Autoimmune attack to both mature and fetal cerebellar antigens has been described in several autoimmune diseases that affect humans, such as autism spectrum disorder [31, 32] and immune-mediated cerebellar ataxias [33]. Our experimental findings indicating late loss of tolerance to human cells engrafted in the developing cerebellum of rodents may be of interest to model some of the steps and mechanisms that lead to the autoimmune attacks on cerebellar cells both during development and in adulthood. Unfortunately, we still do not have suggestive indications of the human specific antigens involved in the delayed immune-rejection of the graft by the rodent hosts.

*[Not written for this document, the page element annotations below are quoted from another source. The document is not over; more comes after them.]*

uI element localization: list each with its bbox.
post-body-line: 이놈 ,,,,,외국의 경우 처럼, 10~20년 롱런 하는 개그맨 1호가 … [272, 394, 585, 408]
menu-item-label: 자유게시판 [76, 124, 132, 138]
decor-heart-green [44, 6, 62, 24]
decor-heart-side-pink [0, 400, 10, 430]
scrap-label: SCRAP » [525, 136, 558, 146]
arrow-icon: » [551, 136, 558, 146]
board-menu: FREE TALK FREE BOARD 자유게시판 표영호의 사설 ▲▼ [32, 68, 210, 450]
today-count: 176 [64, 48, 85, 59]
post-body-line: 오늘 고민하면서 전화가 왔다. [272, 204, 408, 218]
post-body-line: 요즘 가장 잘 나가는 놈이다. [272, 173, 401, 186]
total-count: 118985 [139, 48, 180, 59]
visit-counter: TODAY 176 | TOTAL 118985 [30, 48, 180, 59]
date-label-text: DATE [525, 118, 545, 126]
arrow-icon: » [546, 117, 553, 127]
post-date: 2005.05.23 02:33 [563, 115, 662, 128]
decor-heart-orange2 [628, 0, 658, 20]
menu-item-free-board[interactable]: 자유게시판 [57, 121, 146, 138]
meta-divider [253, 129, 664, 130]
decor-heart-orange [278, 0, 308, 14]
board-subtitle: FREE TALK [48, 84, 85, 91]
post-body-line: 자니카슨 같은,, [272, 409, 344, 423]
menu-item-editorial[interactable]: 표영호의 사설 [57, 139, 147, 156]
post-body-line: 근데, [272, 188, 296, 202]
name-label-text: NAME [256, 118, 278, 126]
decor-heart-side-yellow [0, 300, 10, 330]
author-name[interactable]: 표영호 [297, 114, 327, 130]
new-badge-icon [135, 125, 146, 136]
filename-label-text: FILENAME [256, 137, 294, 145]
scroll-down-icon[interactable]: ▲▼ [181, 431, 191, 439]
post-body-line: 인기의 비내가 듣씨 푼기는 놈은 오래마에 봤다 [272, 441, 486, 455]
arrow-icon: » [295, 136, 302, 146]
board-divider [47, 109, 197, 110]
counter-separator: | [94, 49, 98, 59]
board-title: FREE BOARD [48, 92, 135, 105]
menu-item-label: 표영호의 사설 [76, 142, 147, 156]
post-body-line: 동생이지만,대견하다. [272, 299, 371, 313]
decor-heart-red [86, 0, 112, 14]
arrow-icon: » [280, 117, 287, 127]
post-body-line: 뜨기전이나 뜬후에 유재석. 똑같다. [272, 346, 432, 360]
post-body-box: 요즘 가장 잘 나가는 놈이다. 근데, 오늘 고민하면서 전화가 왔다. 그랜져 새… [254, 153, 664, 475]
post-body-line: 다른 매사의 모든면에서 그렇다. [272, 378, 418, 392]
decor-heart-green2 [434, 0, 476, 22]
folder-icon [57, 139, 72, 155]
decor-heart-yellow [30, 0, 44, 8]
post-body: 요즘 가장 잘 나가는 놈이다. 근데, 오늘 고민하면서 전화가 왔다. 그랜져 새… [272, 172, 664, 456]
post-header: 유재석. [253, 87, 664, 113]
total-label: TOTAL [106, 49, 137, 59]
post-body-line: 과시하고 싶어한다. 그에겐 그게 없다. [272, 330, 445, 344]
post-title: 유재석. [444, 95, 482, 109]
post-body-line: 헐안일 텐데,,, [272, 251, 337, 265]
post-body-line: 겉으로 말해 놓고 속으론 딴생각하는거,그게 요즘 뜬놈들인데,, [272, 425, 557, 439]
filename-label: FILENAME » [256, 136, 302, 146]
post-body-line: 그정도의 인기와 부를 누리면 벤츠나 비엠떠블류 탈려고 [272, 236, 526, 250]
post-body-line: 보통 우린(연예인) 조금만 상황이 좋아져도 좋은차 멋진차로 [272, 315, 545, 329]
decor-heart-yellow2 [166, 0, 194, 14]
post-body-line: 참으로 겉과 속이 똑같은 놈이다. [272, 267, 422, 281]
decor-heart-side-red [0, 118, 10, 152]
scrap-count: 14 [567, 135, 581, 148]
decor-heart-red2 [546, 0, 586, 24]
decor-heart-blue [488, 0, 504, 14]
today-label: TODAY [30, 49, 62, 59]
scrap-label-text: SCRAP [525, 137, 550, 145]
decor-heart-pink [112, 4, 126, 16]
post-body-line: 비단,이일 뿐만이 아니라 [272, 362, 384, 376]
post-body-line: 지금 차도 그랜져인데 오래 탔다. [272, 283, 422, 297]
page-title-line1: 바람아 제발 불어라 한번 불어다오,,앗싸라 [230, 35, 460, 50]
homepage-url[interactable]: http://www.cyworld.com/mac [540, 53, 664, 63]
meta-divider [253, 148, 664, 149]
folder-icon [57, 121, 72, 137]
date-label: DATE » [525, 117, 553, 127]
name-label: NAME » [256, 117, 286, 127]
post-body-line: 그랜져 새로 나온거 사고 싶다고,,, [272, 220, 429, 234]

However, it is interesting that, independently of the etiologies, the vast majority of the antigens identified as culprits in most cases of immune-mediated cerebellar ataxias are expressed in the mature cerebellum and not during cerebellar development [34].

Concluding Remarks

There is an ongoing interest in modeling human neurological diseases by xenografting hiPSdNP into animal hosts [2, 5]. Our results point out that the ability to control the host immune system’s response is paramount to the long-term success and vitality of the xenografted cells and their descendants [21]. If we want to achieve the goal of prolonged survival of xenografted human cerebellar precursors into immune-competent hosts, then we must take into account the evolving nature of the transplant and the host immune system and modulate them accordingly.